Der Vorgang ist ein Lehrstück für Unternehmen. Verstöße gegen Regeln und Gesetze gibt es in vielfältiger Ausprägung. Aber wie gut sind Unternehmen dafür gewappnet und wie gehen sie damit um? Die Ex-Staatsanwältin und Forensikerin Marie-Christine Döscher gibt im Interview Antworten.
Frau Döscher, wie gut kennen Sie sich mit Me-Too-Fällen in der deutschen Wirtschaft aus?
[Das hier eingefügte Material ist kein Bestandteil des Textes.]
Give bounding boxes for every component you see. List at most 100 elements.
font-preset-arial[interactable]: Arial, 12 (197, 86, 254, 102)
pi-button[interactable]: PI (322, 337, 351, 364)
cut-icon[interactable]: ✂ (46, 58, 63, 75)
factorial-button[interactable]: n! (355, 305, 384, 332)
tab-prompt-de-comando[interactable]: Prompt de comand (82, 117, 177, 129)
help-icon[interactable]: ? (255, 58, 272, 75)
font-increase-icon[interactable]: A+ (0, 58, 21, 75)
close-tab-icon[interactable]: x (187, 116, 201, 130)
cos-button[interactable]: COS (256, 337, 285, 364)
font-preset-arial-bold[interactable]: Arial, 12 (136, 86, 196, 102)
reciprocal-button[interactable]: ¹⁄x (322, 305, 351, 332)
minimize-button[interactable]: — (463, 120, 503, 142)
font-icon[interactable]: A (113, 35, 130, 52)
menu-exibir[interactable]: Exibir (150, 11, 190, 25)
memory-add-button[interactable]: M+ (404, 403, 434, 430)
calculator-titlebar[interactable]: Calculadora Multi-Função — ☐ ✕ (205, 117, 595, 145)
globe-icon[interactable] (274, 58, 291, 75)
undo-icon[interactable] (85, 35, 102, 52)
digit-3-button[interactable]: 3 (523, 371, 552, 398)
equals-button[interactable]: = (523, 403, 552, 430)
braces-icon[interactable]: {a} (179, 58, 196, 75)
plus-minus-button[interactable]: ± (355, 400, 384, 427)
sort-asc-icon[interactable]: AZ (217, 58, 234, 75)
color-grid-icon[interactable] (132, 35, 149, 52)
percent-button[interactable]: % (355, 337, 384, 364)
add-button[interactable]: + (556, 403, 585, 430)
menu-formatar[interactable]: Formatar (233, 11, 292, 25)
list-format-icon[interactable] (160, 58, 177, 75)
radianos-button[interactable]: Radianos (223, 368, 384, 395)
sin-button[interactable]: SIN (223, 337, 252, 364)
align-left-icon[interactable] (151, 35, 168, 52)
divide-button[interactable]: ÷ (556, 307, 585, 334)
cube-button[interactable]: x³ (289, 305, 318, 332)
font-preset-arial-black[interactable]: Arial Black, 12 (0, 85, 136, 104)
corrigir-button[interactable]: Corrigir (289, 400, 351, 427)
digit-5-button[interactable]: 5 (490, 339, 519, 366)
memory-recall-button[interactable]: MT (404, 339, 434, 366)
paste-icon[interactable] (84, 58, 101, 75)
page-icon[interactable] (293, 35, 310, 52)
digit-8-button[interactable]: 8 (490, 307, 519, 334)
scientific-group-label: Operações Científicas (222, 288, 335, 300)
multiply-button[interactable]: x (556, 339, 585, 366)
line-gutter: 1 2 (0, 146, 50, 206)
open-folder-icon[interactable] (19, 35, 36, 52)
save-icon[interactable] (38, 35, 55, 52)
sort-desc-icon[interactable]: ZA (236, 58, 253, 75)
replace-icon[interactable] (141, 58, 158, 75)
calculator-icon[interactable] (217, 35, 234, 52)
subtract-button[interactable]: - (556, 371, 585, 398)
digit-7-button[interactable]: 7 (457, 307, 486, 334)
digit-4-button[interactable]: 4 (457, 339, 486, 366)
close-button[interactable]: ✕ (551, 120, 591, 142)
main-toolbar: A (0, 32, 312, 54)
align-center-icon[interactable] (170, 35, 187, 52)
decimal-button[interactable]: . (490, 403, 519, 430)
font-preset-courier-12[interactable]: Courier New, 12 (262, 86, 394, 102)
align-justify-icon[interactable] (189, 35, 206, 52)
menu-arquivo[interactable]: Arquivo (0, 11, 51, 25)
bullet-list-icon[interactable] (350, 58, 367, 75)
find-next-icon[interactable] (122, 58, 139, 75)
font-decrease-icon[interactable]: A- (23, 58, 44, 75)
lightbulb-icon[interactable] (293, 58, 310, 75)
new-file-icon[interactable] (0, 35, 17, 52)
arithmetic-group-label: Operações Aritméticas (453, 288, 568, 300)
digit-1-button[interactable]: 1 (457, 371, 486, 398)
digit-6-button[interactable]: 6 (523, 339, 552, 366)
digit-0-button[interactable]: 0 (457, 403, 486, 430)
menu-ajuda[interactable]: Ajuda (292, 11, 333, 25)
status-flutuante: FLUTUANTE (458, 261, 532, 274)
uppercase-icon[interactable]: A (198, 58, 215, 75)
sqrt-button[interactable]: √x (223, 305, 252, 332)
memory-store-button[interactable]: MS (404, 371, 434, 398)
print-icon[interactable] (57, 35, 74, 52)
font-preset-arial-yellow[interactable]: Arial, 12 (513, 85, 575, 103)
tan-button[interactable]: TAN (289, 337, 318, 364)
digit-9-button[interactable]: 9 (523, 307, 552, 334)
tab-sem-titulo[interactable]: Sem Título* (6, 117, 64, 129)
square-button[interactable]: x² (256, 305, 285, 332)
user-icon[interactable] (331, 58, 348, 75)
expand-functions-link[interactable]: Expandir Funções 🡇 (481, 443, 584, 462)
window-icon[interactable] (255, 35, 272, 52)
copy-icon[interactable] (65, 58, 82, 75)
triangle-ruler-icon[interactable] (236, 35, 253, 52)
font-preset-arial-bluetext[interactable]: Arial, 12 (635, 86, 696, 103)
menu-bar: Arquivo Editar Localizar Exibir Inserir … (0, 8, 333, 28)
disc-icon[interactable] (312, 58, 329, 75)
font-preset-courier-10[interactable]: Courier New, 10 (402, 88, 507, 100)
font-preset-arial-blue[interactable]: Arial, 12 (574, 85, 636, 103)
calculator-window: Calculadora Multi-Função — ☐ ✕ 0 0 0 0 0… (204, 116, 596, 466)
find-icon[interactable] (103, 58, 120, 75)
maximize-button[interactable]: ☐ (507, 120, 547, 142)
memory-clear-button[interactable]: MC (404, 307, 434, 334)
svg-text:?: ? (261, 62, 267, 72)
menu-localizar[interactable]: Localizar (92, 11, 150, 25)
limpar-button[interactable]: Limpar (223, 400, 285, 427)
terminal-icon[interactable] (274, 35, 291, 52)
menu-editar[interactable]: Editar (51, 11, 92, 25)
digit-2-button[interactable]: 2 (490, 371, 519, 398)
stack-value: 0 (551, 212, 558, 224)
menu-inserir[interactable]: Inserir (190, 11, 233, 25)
MARIE-CHRISTINE DÖSCHER: Ich bin bei PwC Deutschland für die Aufarbeitung von Wirtschaftskriminalität zuständig, dazu gehören klassische Fälle wie Untreue, Unterschlagung oder Betrug. Hinzu kommen alle anderen Formen von regelwidrigem Verhalten im Unternehmen. In den letzten anderthalb bis zwei Jahren haben uns vermehrt Unternehmen gebeten, sie bei der Aufklärung von sexualisierten Übergriffigkeiten zu unterstützen. Die Me-Too-Bewegung hat für eine öffentliche Wahrnehmung von Sexismus und sexualisierter Gewalt gesorgt. Das führt zum einen dazu, dass sich mehr Betroffene oder potenziell Geschädigte trauen, über Missstände zu sprechen. Und zum anderen haben auch die Unternehmen erkannt, dass sie Risiken – etwa mit Blick auf ihre Reputation oder finanzielle Folgen – eingehen, wenn sie entsprechenden Anhaltspunkten für mögliche Verstöße nicht nachgehen.
Wer ist verantwortlich für die Aufklärung solcher Anhaltspunkte?
Grundsätzlich haben Geschäftsführer oder Vorstände sowie die Überwachungsorgane, also Aufsichtsrat oder Verwaltungsrat, eine gesetzlich vorgeschriebene Sorgfaltspflicht gegenüber den Eigentümern und Kapitalgebern ihres Unternehmens. Wenn es Anhaltspunkte auf ein Fehlverhalten gibt, müssen diese verantwortlichen Personen denen nachgehen. Sie brauchen eine größtmögliche Transparenz, um zu verstehen, was passiert sein könnte. Dafür muss in alle Richtungen ermittelt werden und sowohl belastenden als auch entlastenden Spuren nachgegangen werden. Um dieses Ziel zu erreichen, stellt sich von vornherein die Frage, wer so eine objektive Ermittlung vornehmen kann.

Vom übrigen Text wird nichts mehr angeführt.